If you’re unsure, keep in mind that various editions of Microsoft SQL Server are quite ubiquitous as the data storage back-end for a wide range of modern software products. SQL Server instances also often support internal software and web development operations, with their footprint expanding considerably due to recent (and very robust) support for Linux.
But yes – you’re running SQL Server in some capacity. Why else would you be here given the title of this blog? And you must have a backup strategy for the databases you care about (which is often all of them).
But you already know that you need database backups. And maybe you’re using our SQL Backup Master tool to help with that. That would be good.
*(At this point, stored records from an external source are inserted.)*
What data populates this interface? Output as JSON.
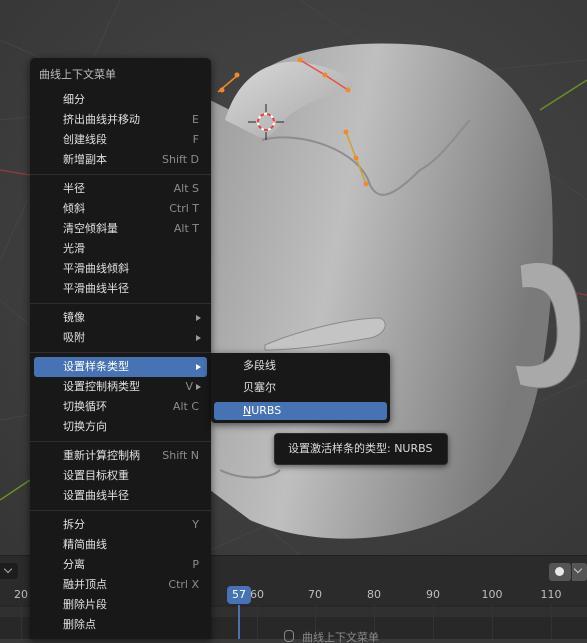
{
  "context_menu": {
    "title": "曲线上下文菜单",
    "groups": [
      [
        {
          "label": "细分",
          "shortcut": ""
        },
        {
          "label": "挤出曲线并移动",
          "shortcut": "E"
        },
        {
          "label": "创建线段",
          "shortcut": "F"
        },
        {
          "label": "新增副本",
          "shortcut": "Shift D"
        }
      ],
      [
        {
          "label": "半径",
          "shortcut": "Alt S"
        },
        {
          "label": "倾斜",
          "shortcut": "Ctrl T"
        },
        {
          "label": "清空倾斜量",
          "shortcut": "Alt T"
        },
        {
          "label": "光滑",
          "shortcut": ""
        },
        {
          "label": "平滑曲线倾斜",
          "shortcut": ""
        },
        {
          "label": "平滑曲线半径",
          "shortcut": ""
        }
      ],
      [
        {
          "label": "镜像",
          "shortcut": "",
          "submenu": true
        },
        {
          "label": "吸附",
          "shortcut": "",
          "submenu": true
        }
      ],
      [
        {
          "label": "设置样条类型",
          "shortcut": "",
          "submenu": true,
          "highlighted": true
        },
        {
          "label": "设置控制柄类型",
          "shortcut": "V",
          "submenu": true
        },
        {
          "label": "切换循环",
          "shortcut": "Alt C"
        },
        {
          "label": "切换方向",
          "shortcut": ""
        }
      ],
      [
        {
          "label": "重新计算控制柄",
          "shortcut": "Shift N"
        },
        {
          "label": "设置目标权重",
          "shortcut": ""
        },
        {
          "label": "设置曲线半径",
          "shortcut": ""
        }
      ],
      [
        {
          "label": "拆分",
          "shortcut": "Y"
        },
        {
          "label": "精简曲线",
          "shortcut": ""
        },
        {
          "label": "分离",
          "shortcut": "P"
        },
        {
          "label": "融并顶点",
          "shortcut": "Ctrl X"
        },
        {
          "label": "删除片段",
          "shortcut": ""
        },
        {
          "label": "删除点",
          "shortcut": ""
        }
      ]
    ]
  },
  "submenu": {
    "items": [
      {
        "label": "多段线"
      },
      {
        "label": "贝塞尔"
      },
      {
        "label": "NURBS",
        "highlighted": true
      }
    ]
  },
  "tooltip": {
    "text": "设置激活样条的类型: NURBS"
  },
  "timeline": {
    "current_frame": "57",
    "ticks": [
      "20",
      "60",
      "70",
      "80",
      "90",
      "100",
      "110"
    ],
    "status_hint": "曲线上下文菜单"
  },
  "colors": {
    "accent": "#4772b3",
    "menu_bg": "#181818",
    "handle_orange": "#f08a2c",
    "handle_red": "#e8504a",
    "handle_yellow": "#d1a032"
  }
}
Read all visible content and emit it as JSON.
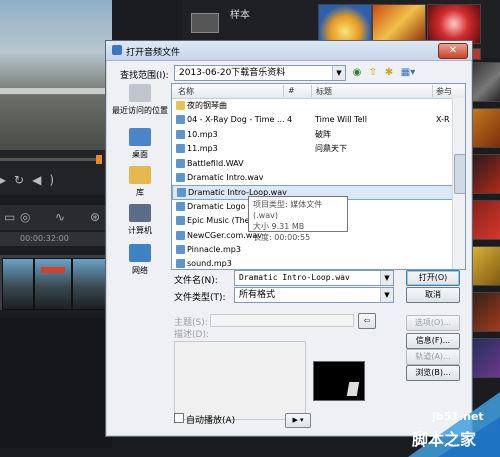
{
  "background": {
    "library_label": "样本",
    "timecode": "00:00:32:00"
  },
  "dialog": {
    "title": "打开音频文件",
    "close_glyph": "✕",
    "look_in_label": "查找范围(I):",
    "look_in_value": "2013-06-20下载音乐资料",
    "places": [
      {
        "label": "最近访问的位置",
        "icon": "recent-places-icon",
        "color": "#c0c6cf"
      },
      {
        "label": "桌面",
        "icon": "desktop-icon",
        "color": "#4b84c9"
      },
      {
        "label": "库",
        "icon": "libraries-icon",
        "color": "#e6b651"
      },
      {
        "label": "计算机",
        "icon": "computer-icon",
        "color": "#5a6c86"
      },
      {
        "label": "网络",
        "icon": "network-icon",
        "color": "#3f82c4"
      }
    ],
    "columns": [
      "名称",
      "#",
      "标题",
      "参与"
    ],
    "files": [
      {
        "name": "夜的钢琴曲",
        "type": "folder",
        "num": "",
        "title": "",
        "artist": ""
      },
      {
        "name": "04 - X-Ray Dog - Time ...",
        "type": "audio",
        "num": "4",
        "title": "Time Will Tell",
        "artist": "X-R"
      },
      {
        "name": "10.mp3",
        "type": "audio",
        "num": "",
        "title": "破阵",
        "artist": ""
      },
      {
        "name": "11.mp3",
        "type": "audio",
        "num": "",
        "title": "问鼎天下",
        "artist": ""
      },
      {
        "name": "Battlefild.WAV",
        "type": "audio",
        "num": "",
        "title": "",
        "artist": ""
      },
      {
        "name": "Dramatic Intro.wav",
        "type": "audio",
        "num": "",
        "title": "",
        "artist": ""
      },
      {
        "name": "Dramatic Intro-Loop.wav",
        "type": "audio",
        "num": "",
        "title": "",
        "artist": "",
        "selected": true
      },
      {
        "name": "Dramatic Logo Intro 5...",
        "type": "audio",
        "num": "",
        "title": "",
        "artist": ""
      },
      {
        "name": "Epic Music (The...",
        "type": "audio",
        "num": "",
        "title": "",
        "artist": ""
      },
      {
        "name": "NewCGer.com.wav",
        "type": "audio",
        "num": "",
        "title": "",
        "artist": ""
      },
      {
        "name": "Pinnacle.mp3",
        "type": "audio",
        "num": "",
        "title": "",
        "artist": ""
      },
      {
        "name": "sound.mp3",
        "type": "audio",
        "num": "",
        "title": "",
        "artist": ""
      }
    ],
    "tooltip": {
      "type": "项目类型: 媒体文件 (.wav)",
      "size": "大小 9.31 MB",
      "length": "长度: 00:00:55"
    },
    "filename_label": "文件名(N):",
    "filename_value": "Dramatic Intro-Loop.wav",
    "filetype_label": "文件类型(T):",
    "filetype_value": "所有格式",
    "open_button": "打开(O)",
    "cancel_button": "取消",
    "subject_label": "主题(S):",
    "description_label": "描述(D):",
    "options_button": "选项(O)...",
    "info_button": "信息(F)...",
    "scan_button": "轨道(A)...",
    "browse_button": "浏览(B)...",
    "autoplay_label": "自动播放(A)",
    "play_glyph": "▶ ▾"
  },
  "watermark": {
    "site": "jb51.net",
    "name": "脚本之家"
  }
}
But there’s something even more critical here than SQL Server backups themselves. It’s the data they contain, and your ability to restore said data. And yet, this part of the overall backup strategy gets missed a lot, perhaps to the peril of an admin who’s just realizing key backups weren’t running (permissions error) and error notifications were going to an unmonitored email account. Yikes.
Such sullen scenarios, however, are easily avoidable. We’ll use a simple inspirational phrase to help us remember.
Backups are useless unless they can be restored – and you must regularly ensure that they can be.
So we return to the title of this blog entry – the importance of database backup recovery testing. At a minimum, define a test plan that reflects the potential impact of data loss to your organization. Take the time to catalog the SQL Server instances on your network, assessing the criticality of each.
And keep in mind that SQL Backup Master is a perfect solution for any instances of SQL Server that need backing up. It makes it easy (and free) to store backups of any SQL Server instance’s databases in the cloud (or on a NAS, FTP site, etc.).
Finally, use your planning results to inform and execute end-to-end recovery tests at regular intervals. Skip this step only if you value good fortune over verifiable results.